Wali Kota juga menekankan pengelolaan sampah sebagai prioritas. Sebuah roadmap telah disusun dan fasilitas pengolahan sedang dipersiapkan. Tak hanya berhenti di tataran teknokratis, ia juga meminta camat dan lurah mensosialisasikan rencana ini hingga ke tingkat RT. Ini menunjukkan upaya mengintegrasikan kebijakan dengan kesadaran sosial di tingkat akar rumput.

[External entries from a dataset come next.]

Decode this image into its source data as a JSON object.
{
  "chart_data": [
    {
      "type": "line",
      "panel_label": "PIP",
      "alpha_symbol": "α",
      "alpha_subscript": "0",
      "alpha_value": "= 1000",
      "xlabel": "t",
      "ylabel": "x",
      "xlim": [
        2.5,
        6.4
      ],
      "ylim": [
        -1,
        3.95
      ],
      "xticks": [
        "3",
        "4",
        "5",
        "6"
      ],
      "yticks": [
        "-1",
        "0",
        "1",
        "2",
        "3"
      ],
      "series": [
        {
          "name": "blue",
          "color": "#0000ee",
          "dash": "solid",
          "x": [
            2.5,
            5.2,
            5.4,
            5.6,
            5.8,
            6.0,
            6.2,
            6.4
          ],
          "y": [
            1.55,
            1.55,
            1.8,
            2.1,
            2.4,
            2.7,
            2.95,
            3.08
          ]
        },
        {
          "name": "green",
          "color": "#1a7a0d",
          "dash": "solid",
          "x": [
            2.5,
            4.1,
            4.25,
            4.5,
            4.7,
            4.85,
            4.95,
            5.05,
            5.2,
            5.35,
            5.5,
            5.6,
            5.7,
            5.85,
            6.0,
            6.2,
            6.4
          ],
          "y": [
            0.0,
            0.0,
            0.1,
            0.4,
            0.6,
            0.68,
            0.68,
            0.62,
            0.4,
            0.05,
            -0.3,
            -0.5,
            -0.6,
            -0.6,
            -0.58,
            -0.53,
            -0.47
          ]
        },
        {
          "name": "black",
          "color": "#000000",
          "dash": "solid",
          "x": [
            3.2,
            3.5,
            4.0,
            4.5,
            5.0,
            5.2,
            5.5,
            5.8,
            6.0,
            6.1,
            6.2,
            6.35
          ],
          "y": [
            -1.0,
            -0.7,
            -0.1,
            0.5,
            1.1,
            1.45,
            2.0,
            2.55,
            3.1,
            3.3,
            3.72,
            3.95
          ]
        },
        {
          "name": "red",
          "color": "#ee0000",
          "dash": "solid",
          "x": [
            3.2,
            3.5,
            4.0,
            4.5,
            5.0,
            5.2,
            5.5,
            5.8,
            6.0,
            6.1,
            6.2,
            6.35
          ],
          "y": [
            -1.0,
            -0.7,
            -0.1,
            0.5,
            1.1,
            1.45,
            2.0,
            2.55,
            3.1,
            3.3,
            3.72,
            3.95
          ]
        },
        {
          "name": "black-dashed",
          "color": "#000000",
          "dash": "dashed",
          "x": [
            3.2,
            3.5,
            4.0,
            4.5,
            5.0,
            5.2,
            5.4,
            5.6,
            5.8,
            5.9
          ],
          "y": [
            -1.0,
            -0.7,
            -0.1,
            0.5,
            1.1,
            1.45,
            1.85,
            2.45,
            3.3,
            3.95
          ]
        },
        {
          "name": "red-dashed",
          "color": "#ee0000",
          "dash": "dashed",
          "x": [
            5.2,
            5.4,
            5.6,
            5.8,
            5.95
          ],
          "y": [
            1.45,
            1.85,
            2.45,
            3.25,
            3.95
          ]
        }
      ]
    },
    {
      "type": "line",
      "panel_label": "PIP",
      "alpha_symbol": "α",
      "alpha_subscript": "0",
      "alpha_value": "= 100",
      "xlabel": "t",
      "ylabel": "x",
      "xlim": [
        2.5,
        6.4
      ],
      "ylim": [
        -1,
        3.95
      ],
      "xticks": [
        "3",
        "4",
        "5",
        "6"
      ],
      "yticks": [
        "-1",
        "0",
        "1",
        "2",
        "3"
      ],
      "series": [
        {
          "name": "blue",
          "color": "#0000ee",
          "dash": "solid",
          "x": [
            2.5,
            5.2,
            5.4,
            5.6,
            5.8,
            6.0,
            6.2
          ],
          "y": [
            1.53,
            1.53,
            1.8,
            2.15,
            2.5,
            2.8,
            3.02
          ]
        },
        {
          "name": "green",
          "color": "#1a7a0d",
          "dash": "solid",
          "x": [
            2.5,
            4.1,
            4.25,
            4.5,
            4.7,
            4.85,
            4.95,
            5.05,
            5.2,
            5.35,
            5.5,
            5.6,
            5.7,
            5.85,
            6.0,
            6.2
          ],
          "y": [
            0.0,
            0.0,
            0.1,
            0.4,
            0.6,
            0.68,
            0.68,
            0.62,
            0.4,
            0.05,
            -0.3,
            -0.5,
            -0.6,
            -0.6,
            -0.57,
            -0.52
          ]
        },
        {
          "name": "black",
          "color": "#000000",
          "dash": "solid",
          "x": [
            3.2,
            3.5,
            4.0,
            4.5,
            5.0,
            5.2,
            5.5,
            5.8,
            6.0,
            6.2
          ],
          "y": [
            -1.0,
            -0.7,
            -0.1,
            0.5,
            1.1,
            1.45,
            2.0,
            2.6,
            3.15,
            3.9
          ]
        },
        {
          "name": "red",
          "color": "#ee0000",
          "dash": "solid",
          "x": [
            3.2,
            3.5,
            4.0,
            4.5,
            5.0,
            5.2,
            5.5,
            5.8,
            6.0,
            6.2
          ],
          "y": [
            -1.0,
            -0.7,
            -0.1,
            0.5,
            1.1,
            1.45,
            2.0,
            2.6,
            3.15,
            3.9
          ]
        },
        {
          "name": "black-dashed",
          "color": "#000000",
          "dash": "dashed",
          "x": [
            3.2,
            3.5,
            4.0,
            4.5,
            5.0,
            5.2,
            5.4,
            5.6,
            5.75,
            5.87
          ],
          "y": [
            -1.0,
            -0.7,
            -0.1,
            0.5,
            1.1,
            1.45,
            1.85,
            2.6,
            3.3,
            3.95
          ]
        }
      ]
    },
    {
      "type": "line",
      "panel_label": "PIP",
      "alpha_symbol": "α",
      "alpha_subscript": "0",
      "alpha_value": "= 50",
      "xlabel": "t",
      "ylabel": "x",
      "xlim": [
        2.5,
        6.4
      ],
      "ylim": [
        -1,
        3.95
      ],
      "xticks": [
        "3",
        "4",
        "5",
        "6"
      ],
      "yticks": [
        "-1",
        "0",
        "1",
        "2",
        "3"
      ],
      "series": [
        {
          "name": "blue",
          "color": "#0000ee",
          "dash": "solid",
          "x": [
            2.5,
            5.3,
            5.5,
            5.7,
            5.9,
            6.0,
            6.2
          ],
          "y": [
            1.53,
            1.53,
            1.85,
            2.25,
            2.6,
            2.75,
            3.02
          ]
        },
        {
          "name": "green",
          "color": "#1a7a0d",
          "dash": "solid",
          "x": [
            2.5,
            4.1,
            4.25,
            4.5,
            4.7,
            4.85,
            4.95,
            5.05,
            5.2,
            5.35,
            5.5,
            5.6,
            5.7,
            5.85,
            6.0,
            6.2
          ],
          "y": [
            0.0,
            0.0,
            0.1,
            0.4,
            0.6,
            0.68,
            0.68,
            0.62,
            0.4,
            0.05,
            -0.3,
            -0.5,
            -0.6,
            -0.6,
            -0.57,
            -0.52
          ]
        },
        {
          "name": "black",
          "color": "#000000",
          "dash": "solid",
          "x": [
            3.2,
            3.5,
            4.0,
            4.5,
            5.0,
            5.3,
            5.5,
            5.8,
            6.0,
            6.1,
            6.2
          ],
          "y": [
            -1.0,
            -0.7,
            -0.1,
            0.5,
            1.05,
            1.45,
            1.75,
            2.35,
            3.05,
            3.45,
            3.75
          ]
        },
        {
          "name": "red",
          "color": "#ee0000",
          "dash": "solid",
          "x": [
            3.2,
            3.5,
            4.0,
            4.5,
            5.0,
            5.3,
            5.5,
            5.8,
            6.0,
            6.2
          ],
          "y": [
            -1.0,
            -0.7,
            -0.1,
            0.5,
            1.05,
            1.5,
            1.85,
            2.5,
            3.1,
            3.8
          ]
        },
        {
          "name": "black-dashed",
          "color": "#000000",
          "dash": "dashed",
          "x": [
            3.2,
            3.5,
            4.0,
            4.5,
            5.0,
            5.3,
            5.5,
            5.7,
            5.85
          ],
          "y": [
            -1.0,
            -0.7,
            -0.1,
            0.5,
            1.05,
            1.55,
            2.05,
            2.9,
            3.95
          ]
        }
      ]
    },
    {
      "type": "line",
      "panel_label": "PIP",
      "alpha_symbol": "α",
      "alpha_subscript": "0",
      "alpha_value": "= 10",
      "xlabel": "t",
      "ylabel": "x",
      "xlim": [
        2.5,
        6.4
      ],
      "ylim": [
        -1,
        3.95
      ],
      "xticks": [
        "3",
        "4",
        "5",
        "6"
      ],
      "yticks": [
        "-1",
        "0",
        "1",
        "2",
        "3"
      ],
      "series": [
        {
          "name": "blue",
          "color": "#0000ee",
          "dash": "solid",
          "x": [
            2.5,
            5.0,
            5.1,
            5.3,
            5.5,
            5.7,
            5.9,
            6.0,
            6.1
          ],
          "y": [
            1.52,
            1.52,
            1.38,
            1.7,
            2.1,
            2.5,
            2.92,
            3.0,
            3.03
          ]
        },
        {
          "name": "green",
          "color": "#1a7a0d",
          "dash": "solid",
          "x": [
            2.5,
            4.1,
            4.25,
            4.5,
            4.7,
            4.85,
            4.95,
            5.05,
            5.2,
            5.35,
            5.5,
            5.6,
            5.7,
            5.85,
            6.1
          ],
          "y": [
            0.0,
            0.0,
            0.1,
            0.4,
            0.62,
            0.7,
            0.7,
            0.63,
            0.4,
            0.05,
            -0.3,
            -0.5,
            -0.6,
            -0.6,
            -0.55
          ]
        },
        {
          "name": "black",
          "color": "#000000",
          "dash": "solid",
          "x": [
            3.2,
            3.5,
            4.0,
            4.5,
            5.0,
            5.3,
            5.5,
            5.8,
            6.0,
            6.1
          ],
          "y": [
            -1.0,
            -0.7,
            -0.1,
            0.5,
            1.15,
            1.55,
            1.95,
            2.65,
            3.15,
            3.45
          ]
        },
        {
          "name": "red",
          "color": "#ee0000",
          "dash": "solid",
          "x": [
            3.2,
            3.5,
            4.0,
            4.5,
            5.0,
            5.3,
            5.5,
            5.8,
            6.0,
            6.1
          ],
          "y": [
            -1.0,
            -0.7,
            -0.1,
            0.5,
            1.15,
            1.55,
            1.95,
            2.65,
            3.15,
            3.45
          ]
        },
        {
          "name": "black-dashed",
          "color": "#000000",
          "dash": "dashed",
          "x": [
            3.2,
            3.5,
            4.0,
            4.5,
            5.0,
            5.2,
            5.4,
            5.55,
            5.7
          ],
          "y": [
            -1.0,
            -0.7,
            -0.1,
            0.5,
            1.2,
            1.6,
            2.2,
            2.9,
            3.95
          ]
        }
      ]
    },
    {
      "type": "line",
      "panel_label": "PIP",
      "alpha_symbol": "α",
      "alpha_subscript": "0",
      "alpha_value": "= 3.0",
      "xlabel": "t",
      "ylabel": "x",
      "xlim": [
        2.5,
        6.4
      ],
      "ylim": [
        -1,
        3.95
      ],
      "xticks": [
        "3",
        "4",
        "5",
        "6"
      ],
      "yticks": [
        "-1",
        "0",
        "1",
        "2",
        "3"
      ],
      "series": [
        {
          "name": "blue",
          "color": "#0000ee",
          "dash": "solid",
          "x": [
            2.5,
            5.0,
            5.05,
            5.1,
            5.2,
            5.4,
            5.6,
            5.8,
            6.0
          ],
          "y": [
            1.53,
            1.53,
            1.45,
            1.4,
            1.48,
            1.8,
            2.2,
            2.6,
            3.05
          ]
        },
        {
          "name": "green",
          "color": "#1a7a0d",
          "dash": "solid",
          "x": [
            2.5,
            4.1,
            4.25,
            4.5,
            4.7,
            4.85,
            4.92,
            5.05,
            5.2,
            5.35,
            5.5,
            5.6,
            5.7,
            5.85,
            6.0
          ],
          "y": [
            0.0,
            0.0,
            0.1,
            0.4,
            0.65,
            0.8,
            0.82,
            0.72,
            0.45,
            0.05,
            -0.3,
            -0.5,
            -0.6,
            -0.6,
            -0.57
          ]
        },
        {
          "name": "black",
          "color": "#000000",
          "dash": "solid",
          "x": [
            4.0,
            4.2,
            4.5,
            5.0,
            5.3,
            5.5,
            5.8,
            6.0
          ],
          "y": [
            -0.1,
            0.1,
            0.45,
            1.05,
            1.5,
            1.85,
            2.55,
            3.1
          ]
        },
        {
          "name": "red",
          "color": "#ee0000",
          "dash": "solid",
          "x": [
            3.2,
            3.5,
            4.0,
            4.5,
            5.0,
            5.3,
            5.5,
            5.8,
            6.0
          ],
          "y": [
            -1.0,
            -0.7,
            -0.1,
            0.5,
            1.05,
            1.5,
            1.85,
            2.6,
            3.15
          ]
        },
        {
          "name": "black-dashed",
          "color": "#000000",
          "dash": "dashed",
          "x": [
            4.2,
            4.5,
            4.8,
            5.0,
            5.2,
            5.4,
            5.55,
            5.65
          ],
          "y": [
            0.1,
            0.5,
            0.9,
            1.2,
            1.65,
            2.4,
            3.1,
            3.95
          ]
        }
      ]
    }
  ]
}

Namun, tantangan tentu tak berhenti. Pengelolaan sampah misalnya, masih menyisakan banyak persoalan teknis dan kesenjangan perilaku. Pendidikan lingkungan belum sepenuhnya meresap di kesadaran warga. Masalah kemiskinan dan ketimpangan ekonomi juga belum terselesaikan secara menyeluruh. Tapi langkah awal yang ditunjukkan oleh pemerintah kota sudah berada di jalur yang benar.
Otonomi yang Humanis
Apa yang dilakukan Kupang sesungguhnya adalah praktik otonomi yang lebih manusiawi. Otonomi yang mengakui kompleksitas lokal dan mencoba menyelesaikannya dengan pendekatan kolaboratif. Di tengah maraknya politik elektoral yang penuh janji dan gimmick, Kupang menunjukkan bahwa kerja sunyi pemerintahan juga penting untuk diapresiasi.
Hal yang juga patut dicatat adalah perhatian terhadap dimensi sosial-kemanusiaan. Dalam momen peringatan HUT Kota, diserahkan bantuan sosial, beasiswa, santunan kematian, dan penghargaan kepada para PNS yang telah purna tugas. Ini bukan sekadar simbol, melainkan pengakuan bahwa negara juga harus hadir saat warga mengalami masa-masa sulit dan penuh kehilangan.
Jika dulu otonomi identik dengan pembangunan fisik—jalan, gedung, dan infrastruktur—maka kini Kupang sedang mencoba memperluas definisi itu. Otonomi juga berarti membangun karakter ASN, merawat budaya lokal, dan menumbuhkan kepedulian sosial. Wali Kota bahkan menutup sambutannya dengan pesan yang menyentuh: bahwa pembangunan sejati harus menyasar karakter, budaya, dan harmoni sosial, bukan hanya beton dan aspal.
Menuju Masa Depan
Visi lima tahun ke depan Kota Kupang adalah menjadikan pemerintahan sebagai instrumen utama pelayanan. Ini bukan pekerjaan satu malam. Ini butuh konsistensi, pengawasan masyarakat, dan keberanian untuk menolak praktik lama yang tidak relevan. Tapi jika nilai-nilai yang telah digariskan itu dijalankan dengan sungguh-sungguh, Kupang berpeluang menjadi model baru pemerintahan lokal yang progresif namun membumi.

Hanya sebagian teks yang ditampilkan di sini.